O professor Nelson Cardoso do Amaral (UFG), em estudo intitulado A hora da verdade para as universidades federais brasileiras: metas do PNE (2014-2024) e em 10 mitos a serem debatidos e desvendados, evidenciou e analisou onze mitos repetido no Brasil apresentando argumentos sólidos de sua insustentabilidade, dentre os quais destacamos:
– o “Brasil não aplica um volume adequado de recursos financeiros em todos os níveis de seu sistema educacional, da educação infantil à educação superior”, como afiram alguns formadores de opinião ao dizerem que o Brasil já aplica um volume adequado de recursos financeiros em todos os níveis de seu sistema educacional;
– pode-se afirmar também que, “nos períodos de grande expansão, a qualidade das universidades federais não diminuíram”, em contraposição aos que afirmam que nesses períodos diminuem a qualidade;
– não é verdade que “os estudantes das universidades federais não pertencem aos estratos de renda mais elevados da sociedade”, como defendem interessados que as instituições cobrem mensalidades de estudantes de alta renda;
– pode-se afirmar, ainda, que “os alunos das universidades federais brasileiras não são os mais caros do mundo (no sentido de gasto por estudante)”, como é difundido pelos opositores das universidades públicas;
– e, pode-se afirmar, segundo o pesquisador, a “educação básica não poderia melhorar muito se fossem transferidos recursos das universidades federais para esse nível educacional” e é evidente que a “grande parte das famílias brasileiras não poderiam pagar mensalidades nas universidades federais e, dessa forma, um substancial volume de recursos financeiros não poderia ser incorporado a seus orçamentos”, diferentemente do que é propagado.
Essas questões precisam ser desmistificadas e pautadas na ordem do dia do processo político. Este precioso bem público que é a educação pública, básica e superior, deve ser assumido pelo estado e pela sociedade com maior seriedade e honestidade. Continuamos negando a universalização à educação básica e o acesso ao ensino superior de qualidade.
Portanto, estamos diante de muitos desafios, alguns mais antigos e outros que já se anunciam na esquina do próximo ano.
Praticamente 90% mas matrículas da educação básica são públicas e 90% do conhecimento científico é produzidos em nossas universidades por jovens pesquisadores que dependem de bolsas que estão, desde 2013, sem reajuste e atingem o menor valor da história.

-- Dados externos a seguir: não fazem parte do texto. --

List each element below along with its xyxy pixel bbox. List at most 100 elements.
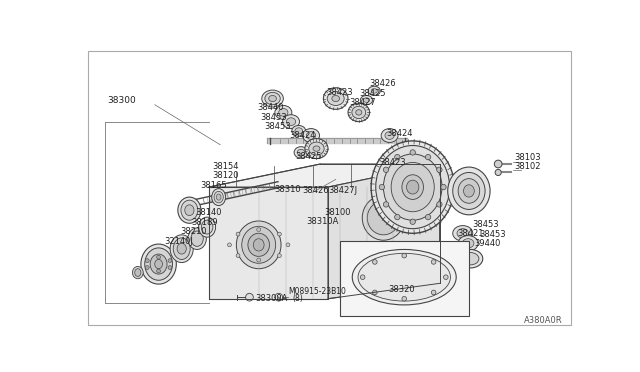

Aliás, políticas públicas de ensino e pesquisa no Brasil, mesmo no contexto da pandemia do covid-19, nunca foram prioridade dos últimos dois governos federais que, inclusive, nomearam os piores ministros da educação de nossa história.
Na obra The transformative humanities, Mikhail Epstein (2012) sustenta que a universidade, vale para escola, não é um centro comercial, uma loja para clientes de diplomas e de profissões e, também, não é uma rede de informações ou um supermercado intelectual: a universidade é uma instituição humanista e o seu propósito é educar humanos por humanos para o bem da humanidade.
O que é verdade para a universidade é verdade para toda a educação.